The FTSE 100 index is popular with investors seeking hot dividend stocks. It’s packed with companies whose strong balance sheets and mature operations provide a sustainable, large, and even growing dividend over time. But the FTSE 250 is also home to a wide range of great income shares.
I’ve been searching for the best dividend stocks to buy for my own portfolio. And I’ve come across the following two dividend heroes from the UK’s second-most-prestigious share index.
Here’s why I’ll carefully consider adding them to my Stocks and Shares ISA when I next have cash spare to invest.
Wind machine
Greencoat UK Wind (LSE:UKW) offers one of the biggest forward dividend yields on the FTSE 250 today. In fact, at 7%, its yield is twice the size of the broader index average.
Electricity generators like this can be perfect picks for a stable income over time. The power they generate remains in high demand regardless of whatever economic, political or social crises come along. So they enjoy reliable cash flows that they can then dish out to their shareholders.

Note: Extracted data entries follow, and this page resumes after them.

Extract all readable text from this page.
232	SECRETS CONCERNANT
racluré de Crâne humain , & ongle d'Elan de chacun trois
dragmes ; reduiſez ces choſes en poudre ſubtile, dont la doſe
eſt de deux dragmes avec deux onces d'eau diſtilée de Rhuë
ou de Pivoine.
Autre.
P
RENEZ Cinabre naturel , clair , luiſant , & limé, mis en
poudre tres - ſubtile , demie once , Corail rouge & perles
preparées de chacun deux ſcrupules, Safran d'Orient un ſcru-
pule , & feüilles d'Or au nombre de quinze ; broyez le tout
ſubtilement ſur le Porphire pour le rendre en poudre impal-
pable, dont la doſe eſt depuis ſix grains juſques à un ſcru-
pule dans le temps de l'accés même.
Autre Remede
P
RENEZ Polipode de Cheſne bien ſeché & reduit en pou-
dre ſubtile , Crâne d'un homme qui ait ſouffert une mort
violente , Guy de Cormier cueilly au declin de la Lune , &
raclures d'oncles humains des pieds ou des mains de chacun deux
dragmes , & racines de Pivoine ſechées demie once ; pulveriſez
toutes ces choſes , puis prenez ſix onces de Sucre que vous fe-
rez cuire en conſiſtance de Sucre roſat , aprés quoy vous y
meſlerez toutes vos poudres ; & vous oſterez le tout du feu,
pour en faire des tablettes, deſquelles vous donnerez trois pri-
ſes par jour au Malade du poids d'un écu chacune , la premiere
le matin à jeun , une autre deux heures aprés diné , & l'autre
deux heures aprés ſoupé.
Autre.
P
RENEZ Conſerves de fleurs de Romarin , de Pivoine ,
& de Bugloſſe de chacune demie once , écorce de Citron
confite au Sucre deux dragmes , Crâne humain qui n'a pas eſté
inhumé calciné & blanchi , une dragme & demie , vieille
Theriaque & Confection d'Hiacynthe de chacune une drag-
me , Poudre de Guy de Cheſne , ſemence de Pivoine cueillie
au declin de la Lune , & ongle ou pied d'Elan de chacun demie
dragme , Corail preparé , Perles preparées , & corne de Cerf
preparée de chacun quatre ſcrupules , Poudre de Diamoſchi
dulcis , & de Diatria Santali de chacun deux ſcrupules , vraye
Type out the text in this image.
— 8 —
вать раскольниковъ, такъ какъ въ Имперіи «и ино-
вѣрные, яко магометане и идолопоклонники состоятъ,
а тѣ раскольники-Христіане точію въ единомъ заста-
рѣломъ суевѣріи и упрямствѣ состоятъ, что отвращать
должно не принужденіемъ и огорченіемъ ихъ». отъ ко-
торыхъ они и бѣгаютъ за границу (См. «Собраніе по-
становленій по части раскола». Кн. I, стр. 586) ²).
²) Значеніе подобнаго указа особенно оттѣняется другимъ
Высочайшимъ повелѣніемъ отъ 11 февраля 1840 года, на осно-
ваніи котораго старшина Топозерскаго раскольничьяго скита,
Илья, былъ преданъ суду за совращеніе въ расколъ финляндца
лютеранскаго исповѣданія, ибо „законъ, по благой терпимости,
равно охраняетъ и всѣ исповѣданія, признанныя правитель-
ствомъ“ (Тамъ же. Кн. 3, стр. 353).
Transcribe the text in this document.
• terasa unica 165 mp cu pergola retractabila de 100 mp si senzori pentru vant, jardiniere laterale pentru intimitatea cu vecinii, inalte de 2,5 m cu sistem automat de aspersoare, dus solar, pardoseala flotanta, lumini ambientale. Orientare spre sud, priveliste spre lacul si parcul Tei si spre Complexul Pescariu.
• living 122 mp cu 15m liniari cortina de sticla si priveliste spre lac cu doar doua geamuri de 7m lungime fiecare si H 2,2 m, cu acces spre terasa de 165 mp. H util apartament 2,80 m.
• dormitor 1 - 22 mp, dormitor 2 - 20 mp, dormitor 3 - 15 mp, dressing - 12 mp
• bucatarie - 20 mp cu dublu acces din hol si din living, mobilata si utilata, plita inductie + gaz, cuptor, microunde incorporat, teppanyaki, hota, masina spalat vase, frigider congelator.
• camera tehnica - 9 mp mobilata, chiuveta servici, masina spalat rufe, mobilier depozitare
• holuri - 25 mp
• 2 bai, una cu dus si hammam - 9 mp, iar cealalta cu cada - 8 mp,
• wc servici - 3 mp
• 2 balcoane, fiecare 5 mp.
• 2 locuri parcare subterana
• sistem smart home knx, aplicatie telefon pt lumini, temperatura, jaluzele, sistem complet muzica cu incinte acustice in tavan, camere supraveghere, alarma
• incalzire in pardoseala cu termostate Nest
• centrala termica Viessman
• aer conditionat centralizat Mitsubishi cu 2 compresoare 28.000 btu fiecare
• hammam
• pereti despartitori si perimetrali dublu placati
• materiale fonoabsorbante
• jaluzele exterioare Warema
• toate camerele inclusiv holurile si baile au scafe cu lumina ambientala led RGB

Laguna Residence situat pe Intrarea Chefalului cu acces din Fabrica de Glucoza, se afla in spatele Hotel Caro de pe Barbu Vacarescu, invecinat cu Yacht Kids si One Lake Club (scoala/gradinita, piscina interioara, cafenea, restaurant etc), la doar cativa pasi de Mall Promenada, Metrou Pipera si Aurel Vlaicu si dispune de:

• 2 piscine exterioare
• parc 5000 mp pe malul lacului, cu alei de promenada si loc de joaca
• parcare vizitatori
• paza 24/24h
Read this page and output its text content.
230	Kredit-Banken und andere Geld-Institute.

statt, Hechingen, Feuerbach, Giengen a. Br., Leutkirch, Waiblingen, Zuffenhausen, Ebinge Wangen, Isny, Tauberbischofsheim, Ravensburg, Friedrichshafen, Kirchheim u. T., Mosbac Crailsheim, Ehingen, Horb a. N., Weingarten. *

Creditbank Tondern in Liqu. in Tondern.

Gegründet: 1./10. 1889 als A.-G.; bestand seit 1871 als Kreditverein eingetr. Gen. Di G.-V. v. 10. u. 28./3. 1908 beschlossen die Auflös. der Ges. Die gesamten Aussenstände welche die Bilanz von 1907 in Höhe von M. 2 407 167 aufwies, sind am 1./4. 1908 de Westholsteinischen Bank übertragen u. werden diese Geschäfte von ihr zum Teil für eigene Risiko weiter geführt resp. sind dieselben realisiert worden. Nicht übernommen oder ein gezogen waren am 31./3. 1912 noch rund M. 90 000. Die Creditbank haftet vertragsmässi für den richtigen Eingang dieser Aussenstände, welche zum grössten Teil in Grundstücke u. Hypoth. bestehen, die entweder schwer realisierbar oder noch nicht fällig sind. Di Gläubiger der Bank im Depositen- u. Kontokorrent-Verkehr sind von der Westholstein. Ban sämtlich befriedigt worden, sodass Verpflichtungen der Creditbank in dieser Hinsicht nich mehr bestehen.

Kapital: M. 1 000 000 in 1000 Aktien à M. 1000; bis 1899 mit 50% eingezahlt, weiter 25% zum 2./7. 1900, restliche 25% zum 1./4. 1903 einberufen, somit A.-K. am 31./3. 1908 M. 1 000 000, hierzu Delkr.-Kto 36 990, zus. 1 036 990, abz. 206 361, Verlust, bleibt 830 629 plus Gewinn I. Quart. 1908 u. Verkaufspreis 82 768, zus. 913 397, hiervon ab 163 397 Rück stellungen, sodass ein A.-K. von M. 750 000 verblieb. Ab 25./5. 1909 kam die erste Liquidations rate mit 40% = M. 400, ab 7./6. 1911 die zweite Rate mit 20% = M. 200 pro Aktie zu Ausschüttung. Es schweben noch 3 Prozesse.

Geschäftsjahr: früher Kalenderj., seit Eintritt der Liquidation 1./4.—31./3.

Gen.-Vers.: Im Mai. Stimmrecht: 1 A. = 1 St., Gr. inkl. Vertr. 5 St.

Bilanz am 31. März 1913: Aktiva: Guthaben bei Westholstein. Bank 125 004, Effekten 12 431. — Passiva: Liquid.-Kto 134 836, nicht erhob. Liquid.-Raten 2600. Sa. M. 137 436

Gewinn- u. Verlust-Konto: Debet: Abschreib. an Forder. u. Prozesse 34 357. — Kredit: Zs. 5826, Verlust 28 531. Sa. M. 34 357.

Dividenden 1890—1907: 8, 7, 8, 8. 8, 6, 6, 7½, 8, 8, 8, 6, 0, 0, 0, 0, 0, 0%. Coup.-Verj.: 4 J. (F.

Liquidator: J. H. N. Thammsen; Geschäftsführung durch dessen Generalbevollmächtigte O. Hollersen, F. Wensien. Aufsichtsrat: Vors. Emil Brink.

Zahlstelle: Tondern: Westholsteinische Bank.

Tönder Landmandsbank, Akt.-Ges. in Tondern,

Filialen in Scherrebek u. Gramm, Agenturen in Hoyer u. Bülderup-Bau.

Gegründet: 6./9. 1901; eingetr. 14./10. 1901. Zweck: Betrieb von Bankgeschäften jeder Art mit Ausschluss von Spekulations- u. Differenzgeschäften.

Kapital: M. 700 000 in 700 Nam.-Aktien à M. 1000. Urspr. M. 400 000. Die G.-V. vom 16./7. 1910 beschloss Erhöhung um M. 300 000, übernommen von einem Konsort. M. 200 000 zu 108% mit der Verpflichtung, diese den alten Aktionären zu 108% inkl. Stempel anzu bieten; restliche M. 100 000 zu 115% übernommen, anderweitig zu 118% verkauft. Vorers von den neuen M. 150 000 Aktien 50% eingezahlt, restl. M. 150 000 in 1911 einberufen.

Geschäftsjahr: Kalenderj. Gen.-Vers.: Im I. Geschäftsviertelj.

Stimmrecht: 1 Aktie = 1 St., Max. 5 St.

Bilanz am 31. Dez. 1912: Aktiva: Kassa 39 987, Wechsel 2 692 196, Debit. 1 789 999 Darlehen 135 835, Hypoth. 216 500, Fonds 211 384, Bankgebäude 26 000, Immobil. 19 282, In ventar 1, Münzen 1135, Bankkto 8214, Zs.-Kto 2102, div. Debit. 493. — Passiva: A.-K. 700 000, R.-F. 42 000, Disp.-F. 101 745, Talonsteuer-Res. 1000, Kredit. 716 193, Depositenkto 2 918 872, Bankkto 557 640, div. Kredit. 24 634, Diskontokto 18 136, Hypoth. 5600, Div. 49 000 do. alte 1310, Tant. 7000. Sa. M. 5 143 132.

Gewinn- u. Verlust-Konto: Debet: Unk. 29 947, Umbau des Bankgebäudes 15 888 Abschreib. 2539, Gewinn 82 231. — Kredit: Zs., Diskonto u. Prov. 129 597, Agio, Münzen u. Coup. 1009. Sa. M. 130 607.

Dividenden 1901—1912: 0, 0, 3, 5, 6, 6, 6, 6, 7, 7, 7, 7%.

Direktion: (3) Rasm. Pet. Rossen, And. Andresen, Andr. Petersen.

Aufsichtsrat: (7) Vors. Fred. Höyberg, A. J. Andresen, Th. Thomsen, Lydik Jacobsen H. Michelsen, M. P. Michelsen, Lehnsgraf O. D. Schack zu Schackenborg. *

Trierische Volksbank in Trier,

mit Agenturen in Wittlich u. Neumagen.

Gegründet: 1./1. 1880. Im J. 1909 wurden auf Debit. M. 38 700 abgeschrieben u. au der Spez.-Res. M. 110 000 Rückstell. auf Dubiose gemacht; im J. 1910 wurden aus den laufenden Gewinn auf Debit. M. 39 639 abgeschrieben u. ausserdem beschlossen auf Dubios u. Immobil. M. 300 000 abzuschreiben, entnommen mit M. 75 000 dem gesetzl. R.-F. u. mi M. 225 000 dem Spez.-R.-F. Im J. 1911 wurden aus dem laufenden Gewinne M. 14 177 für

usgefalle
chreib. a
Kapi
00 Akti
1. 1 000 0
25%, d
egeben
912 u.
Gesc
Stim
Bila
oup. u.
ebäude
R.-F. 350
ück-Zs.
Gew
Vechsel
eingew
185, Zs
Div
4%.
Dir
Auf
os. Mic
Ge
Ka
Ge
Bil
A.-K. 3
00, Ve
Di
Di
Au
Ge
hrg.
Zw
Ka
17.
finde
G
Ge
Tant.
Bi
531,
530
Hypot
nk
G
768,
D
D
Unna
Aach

These business aren’t completely without risk however. One concern to me is that the cost of building wind farms is rising sharply. In recent months, Denmark’s Ørsted has either delayed or scrapped three major projects in the US due to spiralling expenses.
That said, the long-term upside of investing in renewable energy stocks like Greencoat UK Wind remains considerable. With the climate emergency accelerating, steps to boost clean energy capacity is heading in the same direction.
This particular stock — which owns 49 assets the length and breadth of Britain — should receive a boost from the greener policies of the new UK government. Labour has vowed to revamp planning rules to make it easier to build onshore wind farms.
With the business also trading at a discount to the value of its assets, I think now could be a great time to invest. Its price-to-book (P/B) ratio stands inside value territory of below 1, at 0.9.
Healthcare giant
With a dividend yield of 7.9%, Assura‘s (LSE:AGR) another share that brokers expect to deliver market-beating income this year. Like Greencoat, it enjoys dependable income streams that translate into a sustainable dividend.
This particular business owns and lets out primary healthcare properties like GP surgeries across the UK and Ireland. This is a highly defensive part of the real estate market. And what’s more, the rents it receives are essentially guaranteed by local authorities, meaning it doesn’t have to worry about missed payments.
I also like Assura because of its more recent move into the private hospital sector. Its purchase of 14 properties from Northwest Healthcare Properties for £500m will allow it to capitalise on booming demand for private healthcare in Britain.
Assura has a great record of steady dividend growth, as shown in the chart above. Earnings may suffer if the Bank of England fails to significantly slash interest rates. But, on balance, I think this remains a top dividend stock to consider buying.